Darren Feldman was bullied and abused by his manager because of his religion. He was driven out of his job by the boorish and racist attitudes of his manager.
He quite rightly used the law to gain some redress, and the equality regulations brought some kind of justice to him.
That is what the Equality Act is supposed to do. It is there to protect individuals like Mr Feldman from being persecuted and disadvantaged because of — among other things — their religion.
What it is not there for is to protect religious belief.
And that is where Mr Feldman's case differs so fundamentally from that of Lillian Ladele, the Islington registrar who wouldn't perform civil partnerships for gay couples.
Ms Ladele was not being bullied because of her religion, she was using her beliefs to create a confrontation with her employer that she hoped would result in Christianity being given a special status in her workplace. Her employer was simply asking her to carry out her duties in their entirety, just as her colleagues had to do.
This was not about her rights as an individual, it was about the right of her religion to be given special consideration that other ideologies cannot and must not have.
But human rights are for individual humans, they are not for ideologies or theologies. The Equality Act was put in place to protect individuals, not their beliefs.
If beliefs are protected, then who will defend individuals who contradict or fail to abide by those beliefs?
The evangelical groups who have driven this push for special rights for Christians in the workplace have tried to argue that a person is entitled to manifest their religion freely (which they are). But they want to redefine this right into the ability to take rights away from other people. Much to their frustration, the European Convention on Human Rights expressly forbids this.
Article 9 reads:
Freedom of thought, conscience and religion
1. Everyone has the right to freedom of thought, conscience and religion; this right includes freedom to change his religion or belief and freedom, either alone or in community with others and in public or private, and to manifest his religion or belief, in worship, teaching, practice and observance.
2. Freedom to manifest one's religion or beliefs shall be subject only to such limitations as are prescribed by law and are necessary in a democratic society in the interests of public safety, for the protection of public order, health or morals, or for the protection of the rights and freedoms of others.

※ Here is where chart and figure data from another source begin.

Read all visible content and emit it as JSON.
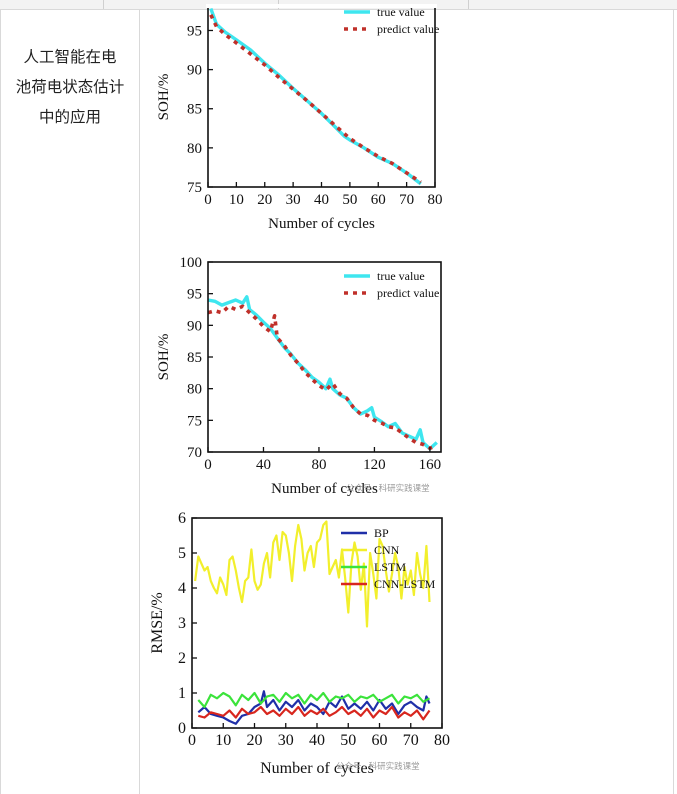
{
  "page": {
    "left_caption": "人工智能在电池荷电状态估计中的应用"
  },
  "chart_data": [
    {
      "type": "line",
      "title": "",
      "xlabel": "Number of cycles",
      "ylabel": "SOH/%",
      "xlim": [
        0,
        80
      ],
      "ylim": [
        75,
        98
      ],
      "xticks": [
        0,
        10,
        20,
        30,
        40,
        50,
        60,
        70,
        80
      ],
      "yticks": [
        75,
        80,
        85,
        90,
        95
      ],
      "legend": "top-right",
      "series": [
        {
          "name": "true value",
          "color": "#3ee6ef",
          "style": "solid",
          "x": [
            1,
            3,
            6,
            10,
            15,
            20,
            25,
            30,
            35,
            40,
            45,
            48,
            50,
            55,
            60,
            65,
            70,
            75
          ],
          "y": [
            97.8,
            95.8,
            94.8,
            93.8,
            92.5,
            90.8,
            89.3,
            87.6,
            86.0,
            84.4,
            82.6,
            81.5,
            81.0,
            80.0,
            78.8,
            78.0,
            76.8,
            75.4
          ]
        },
        {
          "name": "predict value",
          "color": "#c0302a",
          "style": "dotted",
          "x": [
            1,
            3,
            6,
            10,
            15,
            20,
            25,
            30,
            35,
            40,
            45,
            50,
            55,
            60,
            65,
            70,
            75
          ],
          "y": [
            97.0,
            95.5,
            94.5,
            93.4,
            92.0,
            90.6,
            89.0,
            87.5,
            86.0,
            84.4,
            82.8,
            81.2,
            80.0,
            78.9,
            78.0,
            76.8,
            75.6
          ]
        }
      ]
    },
    {
      "type": "line",
      "title": "",
      "xlabel": "Number of cycles",
      "ylabel": "SOH/%",
      "xlim": [
        0,
        168
      ],
      "ylim": [
        70,
        100
      ],
      "xticks": [
        0,
        40,
        80,
        120,
        160
      ],
      "yticks": [
        70,
        75,
        80,
        85,
        90,
        95,
        100
      ],
      "legend": "top-right",
      "watermark": "公众号 · 科研实践课堂",
      "series": [
        {
          "name": "true value",
          "color": "#3ee6ef",
          "style": "solid",
          "x": [
            0,
            5,
            10,
            15,
            20,
            25,
            28,
            30,
            35,
            40,
            45,
            50,
            55,
            60,
            65,
            70,
            75,
            80,
            85,
            88,
            90,
            95,
            100,
            105,
            110,
            115,
            118,
            120,
            125,
            130,
            135,
            140,
            145,
            150,
            153,
            155,
            160,
            165
          ],
          "y": [
            94,
            93.8,
            93.2,
            93.6,
            94.0,
            93.5,
            94.5,
            92.5,
            91.6,
            90.5,
            89.5,
            88.0,
            86.5,
            85.4,
            84.0,
            83.0,
            81.8,
            81.0,
            80.0,
            81.5,
            80.0,
            79.0,
            78.5,
            77.0,
            76.0,
            76.5,
            77.0,
            75.5,
            74.8,
            74.0,
            74.5,
            73.0,
            72.5,
            72.0,
            73.5,
            71.5,
            70.5,
            71.5
          ]
        },
        {
          "name": "predict value",
          "color": "#c0302a",
          "style": "dotted",
          "x": [
            0,
            5,
            10,
            15,
            20,
            25,
            30,
            35,
            40,
            45,
            48,
            50,
            55,
            60,
            65,
            70,
            75,
            80,
            85,
            90,
            95,
            100,
            105,
            110,
            115,
            120,
            125,
            130,
            135,
            140,
            145,
            150,
            155,
            160,
            165
          ],
          "y": [
            92.0,
            92.3,
            92.0,
            93.0,
            92.5,
            93.0,
            92.0,
            91.0,
            89.8,
            89.0,
            91.5,
            88.0,
            86.8,
            85.2,
            84.0,
            82.6,
            81.5,
            80.5,
            79.8,
            80.8,
            79.2,
            78.5,
            77.0,
            76.0,
            75.8,
            75.0,
            74.6,
            74.0,
            73.8,
            73.0,
            72.2,
            71.5,
            71.2,
            70.6,
            71.0
          ]
        }
      ]
    },
    {
      "type": "line",
      "title": "",
      "xlabel": "Number of cycles",
      "ylabel": "RMSE/%",
      "xlim": [
        0,
        80
      ],
      "ylim": [
        0,
        6
      ],
      "xticks": [
        0,
        10,
        20,
        30,
        40,
        50,
        60,
        70,
        80
      ],
      "yticks": [
        0,
        1,
        2,
        3,
        4,
        5,
        6
      ],
      "legend": "top-right",
      "watermark": "公众号 · 科研实践课堂",
      "series": [
        {
          "name": "BP",
          "color": "#1f2fa8",
          "x": [
            2,
            4,
            6,
            8,
            10,
            12,
            14,
            16,
            18,
            20,
            22,
            23,
            24,
            26,
            28,
            30,
            32,
            34,
            36,
            38,
            40,
            42,
            44,
            46,
            48,
            50,
            52,
            54,
            56,
            58,
            60,
            62,
            64,
            66,
            68,
            70,
            72,
            74,
            75,
            76
          ],
          "y": [
            0.45,
            0.6,
            0.4,
            0.35,
            0.3,
            0.2,
            0.12,
            0.35,
            0.4,
            0.6,
            0.7,
            1.05,
            0.6,
            0.8,
            0.5,
            0.75,
            0.6,
            0.8,
            0.5,
            0.7,
            0.6,
            0.4,
            0.75,
            0.6,
            0.9,
            0.55,
            0.7,
            0.55,
            0.75,
            0.5,
            0.8,
            0.55,
            0.7,
            0.4,
            0.65,
            0.75,
            0.6,
            0.5,
            0.9,
            0.7
          ]
        },
        {
          "name": "CNN",
          "color": "#f2ef2c",
          "x": [
            1,
            2,
            3,
            4,
            5,
            6,
            7,
            8,
            9,
            10,
            11,
            12,
            13,
            14,
            15,
            16,
            17,
            18,
            19,
            20,
            21,
            22,
            23,
            24,
            25,
            26,
            27,
            28,
            29,
            30,
            31,
            32,
            33,
            34,
            35,
            36,
            37,
            38,
            39,
            40,
            41,
            42,
            43,
            44,
            45,
            46,
            47,
            48,
            49,
            50,
            51,
            52,
            53,
            54,
            55,
            56,
            57,
            58,
            59,
            60,
            61,
            62,
            63,
            64,
            65,
            66,
            67,
            68,
            69,
            70,
            71,
            72,
            73,
            74,
            75,
            76
          ],
          "y": [
            4.2,
            4.9,
            4.7,
            4.5,
            4.6,
            4.2,
            4.0,
            3.85,
            4.3,
            4.1,
            3.8,
            4.8,
            4.9,
            4.5,
            4.0,
            3.6,
            4.2,
            4.3,
            5.1,
            4.2,
            3.95,
            4.1,
            4.7,
            5.0,
            4.3,
            5.3,
            5.5,
            4.8,
            5.6,
            5.5,
            5.0,
            4.2,
            5.2,
            5.8,
            5.4,
            4.5,
            5.0,
            5.2,
            4.6,
            5.3,
            5.4,
            5.8,
            5.9,
            4.4,
            4.6,
            4.8,
            4.3,
            5.1,
            4.3,
            3.3,
            4.7,
            5.3,
            4.9,
            3.95,
            4.7,
            2.9,
            5.0,
            4.4,
            3.7,
            5.4,
            5.2,
            4.5,
            3.9,
            4.4,
            5.0,
            4.6,
            3.7,
            4.6,
            4.1,
            4.5,
            3.8,
            5.0,
            4.4,
            4.0,
            5.2,
            3.6
          ]
        },
        {
          "name": "LSTM",
          "color": "#3be33b",
          "x": [
            2,
            4,
            6,
            8,
            10,
            12,
            14,
            16,
            18,
            20,
            22,
            24,
            26,
            28,
            30,
            32,
            34,
            36,
            38,
            40,
            42,
            44,
            46,
            48,
            50,
            52,
            54,
            56,
            58,
            60,
            62,
            64,
            66,
            68,
            70,
            72,
            74,
            76
          ],
          "y": [
            0.8,
            0.6,
            0.95,
            0.85,
            1.0,
            0.9,
            0.65,
            0.95,
            0.8,
            1.0,
            0.7,
            0.9,
            0.95,
            0.75,
            1.0,
            0.85,
            0.95,
            0.7,
            0.95,
            0.8,
            1.0,
            0.75,
            0.9,
            0.85,
            0.95,
            0.75,
            0.9,
            0.85,
            0.95,
            0.75,
            0.85,
            0.95,
            0.7,
            0.9,
            0.85,
            0.95,
            0.75,
            0.85
          ]
        },
        {
          "name": "CNN-LSTM",
          "color": "#d8261e",
          "x": [
            2,
            4,
            6,
            8,
            10,
            12,
            14,
            16,
            18,
            20,
            22,
            24,
            26,
            28,
            30,
            32,
            34,
            36,
            38,
            40,
            42,
            44,
            46,
            48,
            50,
            52,
            54,
            56,
            58,
            60,
            62,
            64,
            66,
            68,
            70,
            72,
            74,
            76
          ],
          "y": [
            0.35,
            0.3,
            0.45,
            0.4,
            0.35,
            0.5,
            0.3,
            0.55,
            0.4,
            0.45,
            0.6,
            0.4,
            0.5,
            0.35,
            0.55,
            0.4,
            0.6,
            0.35,
            0.5,
            0.4,
            0.55,
            0.35,
            0.45,
            0.6,
            0.4,
            0.5,
            0.35,
            0.55,
            0.3,
            0.5,
            0.4,
            0.6,
            0.3,
            0.45,
            0.35,
            0.5,
            0.25,
            0.5
          ]
        }
      ]
    }
  ]
}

The right to practice religion is guaranteed in every human rights charter ever written, but it is never an unrestricted right. It can't be or human rights would quickly become meaningless in the light of religious persecution of all kinds of people and minorities of whom the church or mosque didn't happen to approve. Unmarried mothers? Divorcees who want to remarry? Infidels and atheists?

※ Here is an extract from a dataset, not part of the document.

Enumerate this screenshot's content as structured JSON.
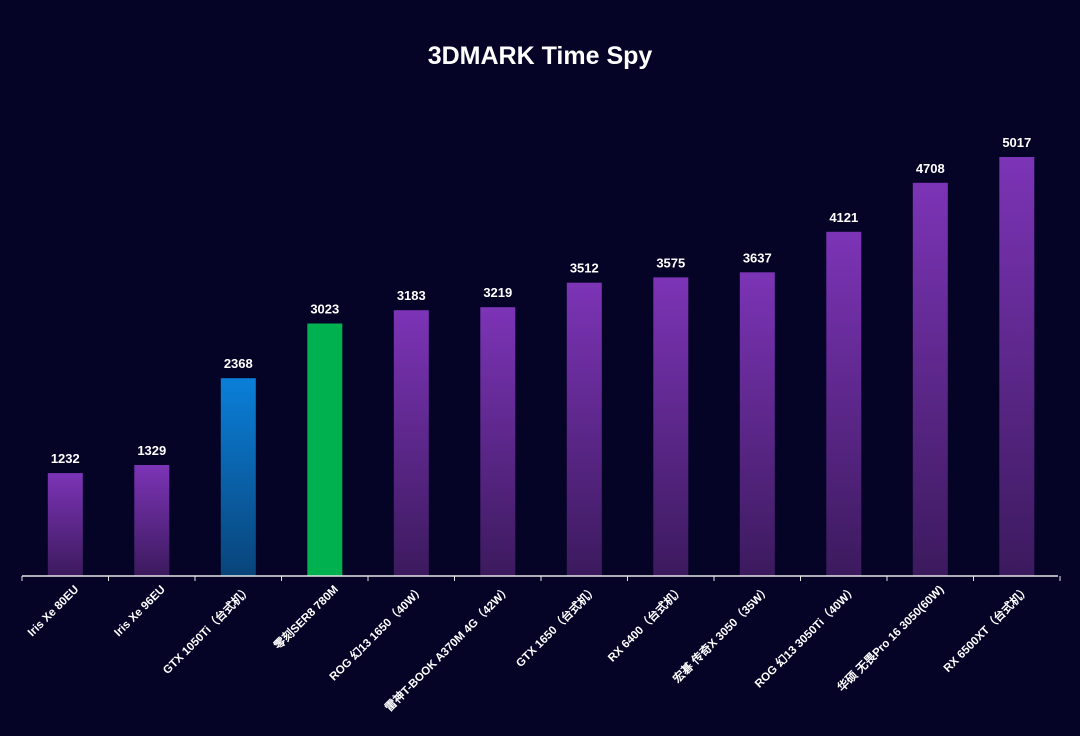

The other day I was taking part in a debate on a Muslim TV channel with a young man who could not grasp this concept. Why couldn't there be an exception for Lillian Ladele, he wanted to know. Why were her rights to her religion less important than the rights of homosexuals? Why couldn't an exception have been made for her so that her religious conscience would be clear?

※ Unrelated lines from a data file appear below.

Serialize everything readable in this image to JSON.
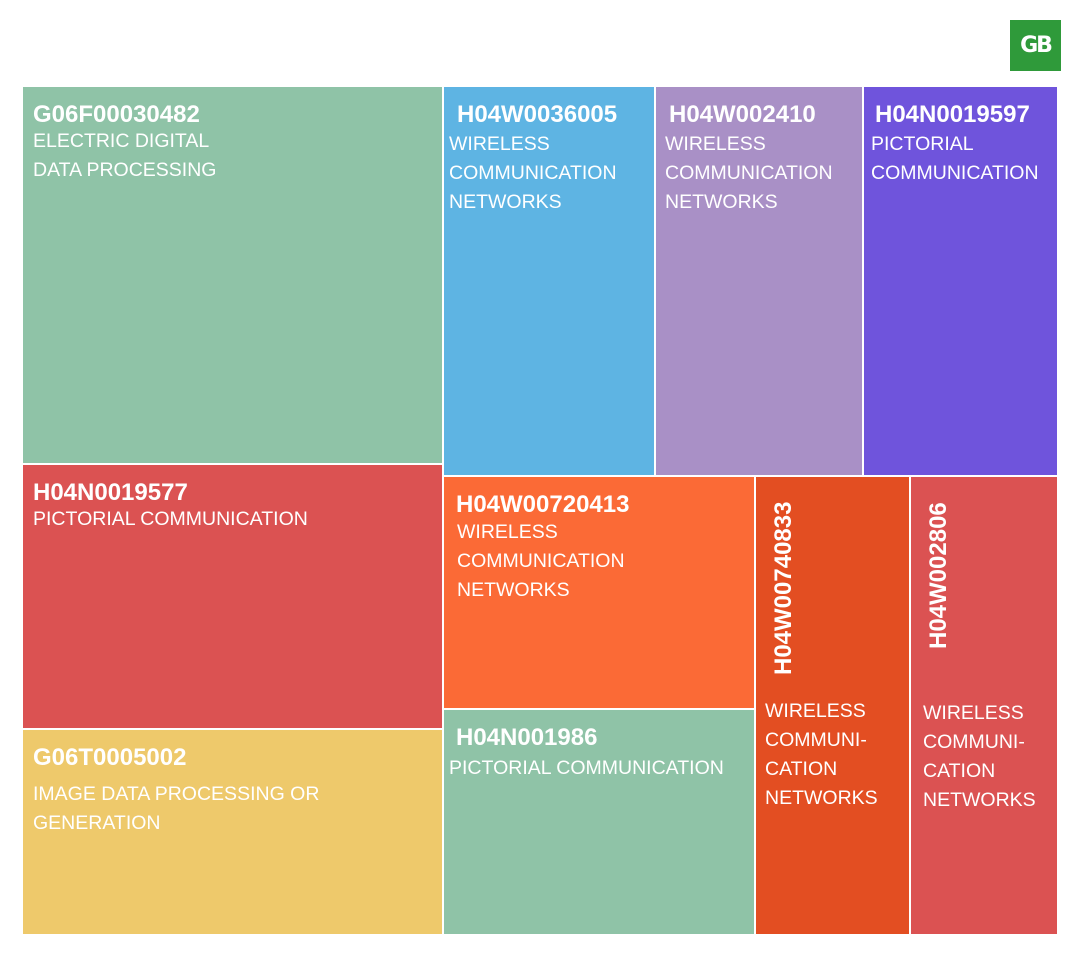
{
  "logo": {
    "text": "GB"
  },
  "chart_data": {
    "type": "treemap",
    "tiles": [
      {
        "code": "G06F00030482",
        "label": "ELECTRIC DIGITAL\nDATA PROCESSING",
        "color": "#8fc3a7"
      },
      {
        "code": "H04N0019577",
        "label": "PICTORIAL COMMUNICATION",
        "color": "#db5252"
      },
      {
        "code": "G06T0005002",
        "label": "IMAGE DATA PROCESSING OR\nGENERATION",
        "color": "#eec96b"
      },
      {
        "code": "H04W0036005",
        "label": "WIRELESS\nCOMMUNICATION\nNETWORKS",
        "color": "#5eb4e3"
      },
      {
        "code": "H04W002410",
        "label": "WIRELESS\nCOMMUNICATION\nNETWORKS",
        "color": "#a990c6"
      },
      {
        "code": "H04N0019597",
        "label": "PICTORIAL\nCOMMUNICATION",
        "color": "#6f54dc"
      },
      {
        "code": "H04W00720413",
        "label": "WIRELESS\nCOMMUNICATION\nNETWORKS",
        "color": "#fb6a36"
      },
      {
        "code": "H04N001986",
        "label": "PICTORIAL COMMUNICATION",
        "color": "#8fc3a7"
      },
      {
        "code": "H04W00740833",
        "label": "WIRELESS\nCOMMUNI-\nCATION\nNETWORKS",
        "color": "#e34e22"
      },
      {
        "code": "H04W002806",
        "label": "WIRELESS\nCOMMUNI-\nCATION\nNETWORKS",
        "color": "#db5252"
      }
    ]
  }
}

I asked how he would feel if a registrar was a member of the EDL who objected to dealing with Muslims? Would it be OK to make an exception for them? Would it be OK to exempt a racist who refused to deal with black people on the basis of their 'beliefs'? Or was it just gay people who deserved such degrading treatment? And just religion that deserves these special exemptions?
He was momentarily flummoxed but quickly went round in a circle and started to ask the same questions again.
The idea that human rights are there to protect individuals and not organisations or ideologies, is difficult for some people to grasp. But grasp it they must, for human rights are too important to be sacrificed on the altar of never-ending religious demands.